Design of PSS And UPFC For Damping Power System Oscillations

Abstract

In this thesis, design of power system stabilizer (PSS) and unified Power Flow Controller (UPFC) to improve power system stability and damp out all oscillation modes is presented. Despite PSS’s aid to improve power system stability and increase damping ratio, but due to complexity of present day power systems, the number of modes of oscillation experienced by a particular generator has become large and the frequency of these modes has begun to vary over a wide range. So, UPFC controller is proposed, as a compromise solution over the traditional PSS. In order to damp all oscillation modes, a supplementary feedback signal from a power oscillation damper (POD) is applied to UPFC. Phase compensation and residue based-methods are implemented to design and compute the parameters of the controllers. Then, the suitable input signal of controller is selected according to the mode controllability and observability indices. To avoid the interaction with other controller particularly PSS, the proposed UPFC damping controller (UPFC-POD) needs to be tuned to coordinate with other machines and devices.
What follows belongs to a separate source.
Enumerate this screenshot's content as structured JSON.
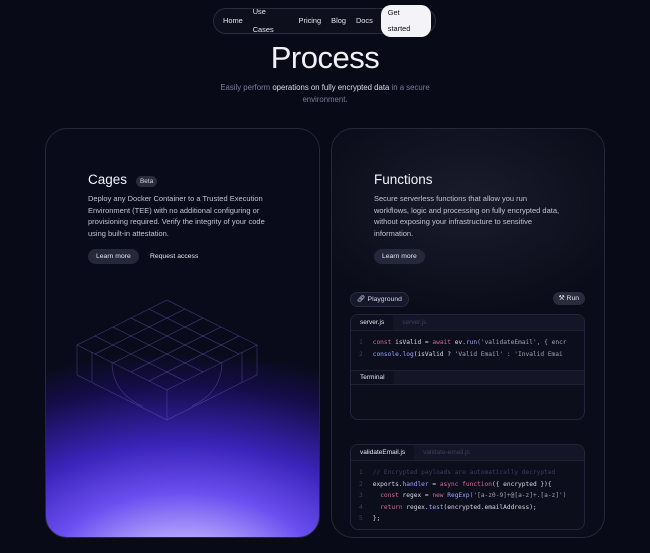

Genetic algorithm (GA) tuning technique is represented. The problem is then formulated as an optimization problem to tune UPFC damping controller parameters so that damping ratio increased above predetermined value. To validate the performance and robustness of proposed controller, eigenvalues analysis and time domain simulation is carried out on a SMIB system under different loading conditions. Time domain-based design and eigenvalues analysis results show the effectiveness of the proposed UPFC damping controller to enhance stability and to damp different oscillation modes.